The British publisher refused to use my original title.  They said the word ‘belly’ was unacceptable.  I still think that decision on their part inexplicable, as I happen to know that the word is not exactly in the naughty list in the U.K. And the phrase ‘the belly of the wolf’ was very integral to the plot of the whole series, as I used it as a metaphor for learning to clear the mind.  (I won’t repeat my whole lesson for learning meditation, or whatever a person wants to call that mental state.  It is written out in a few pages of LENS, and I am still proud of it.  It is a variation of the ‘don’t think of a pink elephant’ game we all have to confront in our schooling, or in our life.  And I don’t think anyone else has approached the job of emptying the mind of unruly thoughts in exactly that way.)

But the British publisher would not allow ‘belly’ on the cover of a book. As the book is set in what is a deadly winter, we compromised on the word ‘winter’.  It has alliteration, even though it misses the entire point. And as the series is done very much in the old British style of fantasy, as written from Dunsany and through Lewis and the rest of the Inklings, I would have hated to miss out on publishing there.
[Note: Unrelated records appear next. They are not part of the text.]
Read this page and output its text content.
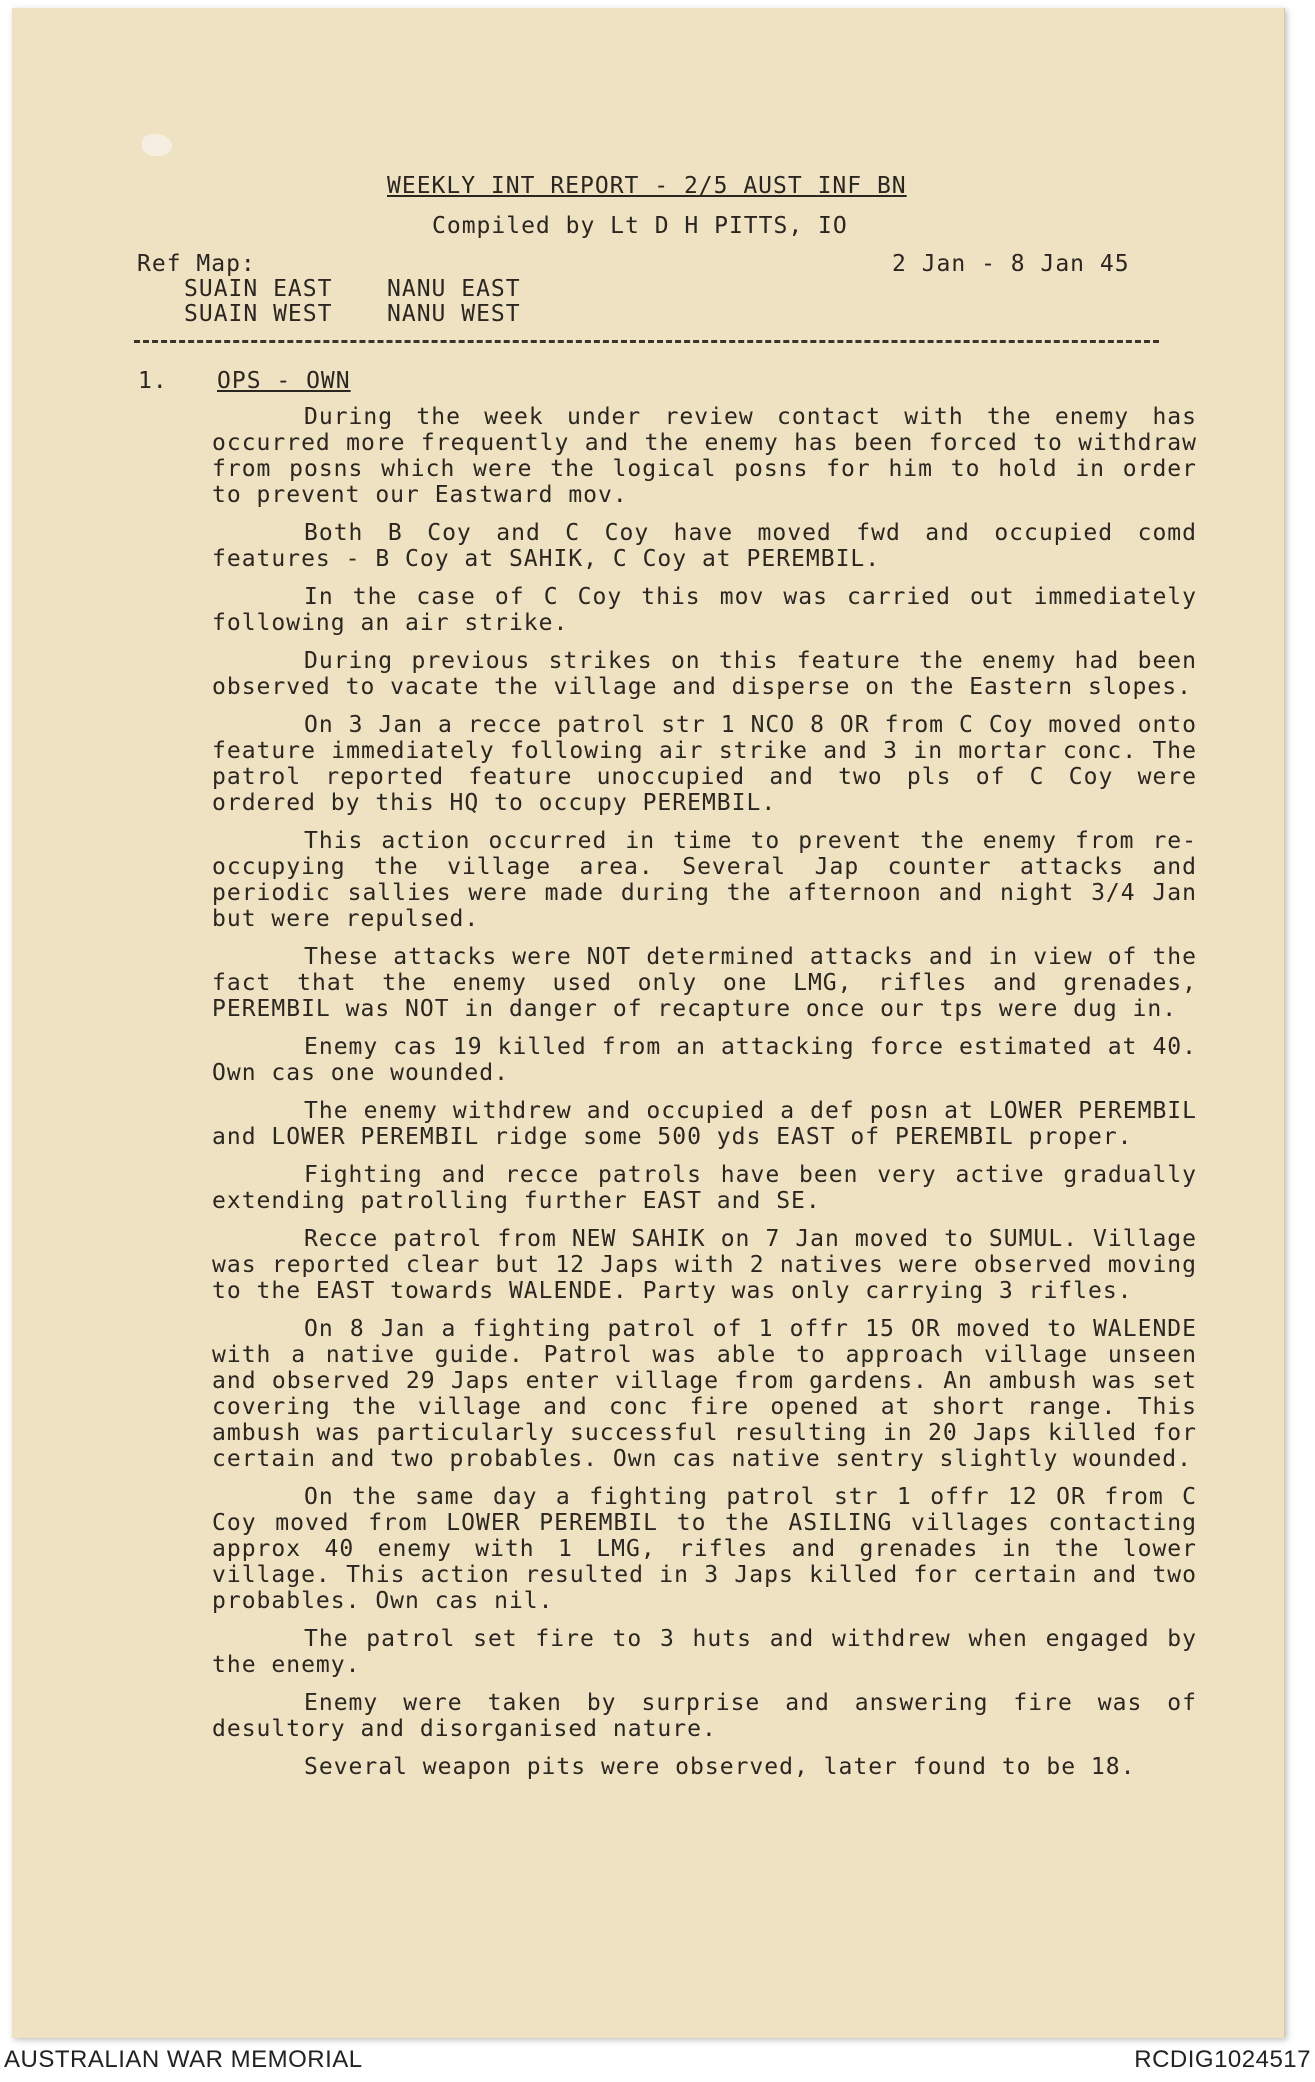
WEEKLY INT REPORT - 2/5 AUST INF BN
Compiled by Lt D H PITTS, IO
Ref Map:
SUAIN EAST NANU EAST
SUAIN WEST NANU WEST
2 Jan - 8 Jan 45
1. OPS - OWN

During the week under review contact with the enemy has occurred more frequently and the enemy has been forced to withdraw from posns which were the logical posns for him to hold in order to prevent our Eastward mov.

Both B Coy and C Coy have moved fwd and occupied comd features - B Coy at SAHIK, C Coy at PEREMBIL.

In the case of C Coy this mov was carried out immediately following an air strike.

During previous strikes on this feature the enemy had been observed to vacate the village and disperse on the Eastern slopes.

On 3 Jan a recce patrol str 1 NCO 8 OR from C Coy moved onto feature immediately following air strike and 3 in mortar conc. The patrol reported feature unoccupied and two pls of C Coy were ordered by this HQ to occupy PEREMBIL.

This action occurred in time to prevent the enemy from re-occupying the village area. Several Jap counter attacks and periodic sallies were made during the afternoon and night 3/4 Jan but were repulsed.

These attacks were NOT determined attacks and in view of the fact that the enemy used only one LMG, rifles and grenades, PEREMBIL was NOT in danger of recapture once our tps were dug in.

Enemy cas 19 killed from an attacking force estimated at 40. Own cas one wounded.

The enemy withdrew and occupied a def posn at LOWER PEREMBIL and LOWER PEREMBIL ridge some 500 yds EAST of PEREMBIL proper.

Fighting and recce patrols have been very active gradually extending patrolling further EAST and SE.

Recce patrol from NEW SAHIK on 7 Jan moved to SUMUL. Village was reported clear but 12 Japs with 2 natives were observed moving to the EAST towards WALENDE. Party was only carrying 3 rifles.

On 8 Jan a fighting patrol of 1 offr 15 OR moved to WALENDE with a native guide. Patrol was able to approach village unseen and observed 29 Japs enter village from gardens. An ambush was set covering the village and conc fire opened at short range. This ambush was particularly successful resulting in 20 Japs killed for certain and two probables. Own cas native sentry slightly wounded.

On the same day a fighting patrol str 1 offr 12 OR from C Coy moved from LOWER PEREMBIL to the ASILING villages contacting approx 40 enemy with 1 LMG, rifles and grenades in the lower village. This action resulted in 3 Japs killed for certain and two probables. Own cas nil.

The patrol set fire to 3 huts and withdrew when engaged by the enemy.

Enemy were taken by surprise and answering fire was of desultory and disorganised nature.

Several weapon pits were observed, later found to be 18.

AUSTRALIAN WAR MEMORIAL	RCDIG1024517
WOLF was written about thirty years after the first two.  Not thirty years later in my time but in Nazhuret’s, and his style has necessarily changed.  I find that a writer’s does over time and into age – though the age of fifty-five is not so old today as it was in his time.  And considering the eventfulness of his life (my fault, of course) you have to give him credit for surviving so long. In re-reading it, which I did last night – all night – I discovered that the words are shorter and the entire syntax more crisp.  Not lighter in tone, however.  WOLF is by no means a light book.

It drifts between the layers of the protagonist’s thoughts, and his re-evaluation of what he considers real in his experience.  Although I stated that LENS was not a work of fantasy, and one can almost say the other two have nothing approaching magic in them, the argument becomes more tenuous as the reader approaches the end of the series.  I think by the end it is not a meaningful argument at all.

Again, as in KING, I didn’t remember where I (or someone who once carried my name) was taking this book, and was actually nervous as I read, as I know this particular writer has no objections to killing off her cast.  Even the brightest and best of them.

I can’t say more than that.  Spoilers.